The XJ6, using 2.8-litre (2,792 cc or 170.4 cu in) and 4.2-litre (4,235 cc or 258.4 cu in) straight-six cylinder versions of Jaguar's renowned XK engine, replaced most of Jaguar's saloons – which, in the 1960s, had expanded to four separate ranges. Apart from the engines, other main assemblies carried over from previous models were the widest version of Jaguar's IRS unit from the Mark X and the subframe mounted independent front suspension first seen in the 1955 2.4-litre with new anti-dive geometry. The XJ12 version was announced in July 1972, featuring simplified grille treatment, and powered by a 5.3 L V12 engine. The car as presented at that time was the world's only mass-produced 12-cylinder four-door car, and, with a top speed "around 140 mph" (225 km/h) as the "fastest full four-seater available in the world today".
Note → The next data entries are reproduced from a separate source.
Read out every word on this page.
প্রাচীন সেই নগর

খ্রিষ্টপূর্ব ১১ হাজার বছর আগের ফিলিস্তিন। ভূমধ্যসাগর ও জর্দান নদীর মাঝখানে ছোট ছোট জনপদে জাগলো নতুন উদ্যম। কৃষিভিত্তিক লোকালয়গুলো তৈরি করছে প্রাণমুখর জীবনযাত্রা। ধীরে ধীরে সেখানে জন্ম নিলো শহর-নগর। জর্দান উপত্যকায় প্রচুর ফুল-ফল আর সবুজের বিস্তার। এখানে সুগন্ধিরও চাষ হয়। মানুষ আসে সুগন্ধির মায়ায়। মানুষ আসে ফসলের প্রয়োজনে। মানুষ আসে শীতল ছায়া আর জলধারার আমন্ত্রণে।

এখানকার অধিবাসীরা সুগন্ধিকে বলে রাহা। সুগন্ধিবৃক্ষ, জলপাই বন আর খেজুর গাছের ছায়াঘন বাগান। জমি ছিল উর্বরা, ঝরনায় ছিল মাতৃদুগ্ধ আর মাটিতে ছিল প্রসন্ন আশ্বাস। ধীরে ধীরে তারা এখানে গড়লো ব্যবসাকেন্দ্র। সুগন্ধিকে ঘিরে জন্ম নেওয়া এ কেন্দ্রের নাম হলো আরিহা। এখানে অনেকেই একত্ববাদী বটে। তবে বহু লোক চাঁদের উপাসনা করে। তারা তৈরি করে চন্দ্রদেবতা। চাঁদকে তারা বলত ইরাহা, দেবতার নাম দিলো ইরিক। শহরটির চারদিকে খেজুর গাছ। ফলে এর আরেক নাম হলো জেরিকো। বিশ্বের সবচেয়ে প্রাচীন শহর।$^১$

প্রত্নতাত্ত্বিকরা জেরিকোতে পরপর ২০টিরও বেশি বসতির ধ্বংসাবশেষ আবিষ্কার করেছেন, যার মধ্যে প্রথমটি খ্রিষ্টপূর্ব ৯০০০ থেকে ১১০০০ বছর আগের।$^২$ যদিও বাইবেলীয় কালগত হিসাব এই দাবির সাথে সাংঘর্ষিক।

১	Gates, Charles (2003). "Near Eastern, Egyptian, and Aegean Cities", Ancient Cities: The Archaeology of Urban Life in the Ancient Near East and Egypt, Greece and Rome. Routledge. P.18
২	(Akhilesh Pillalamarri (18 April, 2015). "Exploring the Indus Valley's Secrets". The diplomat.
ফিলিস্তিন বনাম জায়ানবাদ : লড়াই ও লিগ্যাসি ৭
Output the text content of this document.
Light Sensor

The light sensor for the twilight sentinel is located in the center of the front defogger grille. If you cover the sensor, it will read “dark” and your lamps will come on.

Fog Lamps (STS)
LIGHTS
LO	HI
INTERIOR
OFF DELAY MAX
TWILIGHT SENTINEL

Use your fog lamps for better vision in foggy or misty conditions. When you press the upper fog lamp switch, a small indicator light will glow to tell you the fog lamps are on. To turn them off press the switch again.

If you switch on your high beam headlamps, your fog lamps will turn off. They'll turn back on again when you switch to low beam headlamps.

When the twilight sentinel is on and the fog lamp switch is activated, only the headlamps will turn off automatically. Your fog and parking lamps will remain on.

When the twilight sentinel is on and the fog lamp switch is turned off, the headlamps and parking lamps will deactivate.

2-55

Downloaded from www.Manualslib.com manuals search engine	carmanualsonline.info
Although it had been the manufacturer's intention from launch that the XJ would take the twelve-cylinder engine, its installation was nonetheless a tight fit, and providing adequate cooling had evidently been a challenge for the engineers designing the installation. The fuel system incorporated a relief valve that returned fuel to the tank when the pressure in the leads to the carburetors exceeded 1.5 psi to reduce the risk of vapor locks occurring at the engine's high operating temperature, while the car's battery, unusually, benefited from its own thermostatically controlled cooling fan. 3,235 of these first generation XJ12s were built.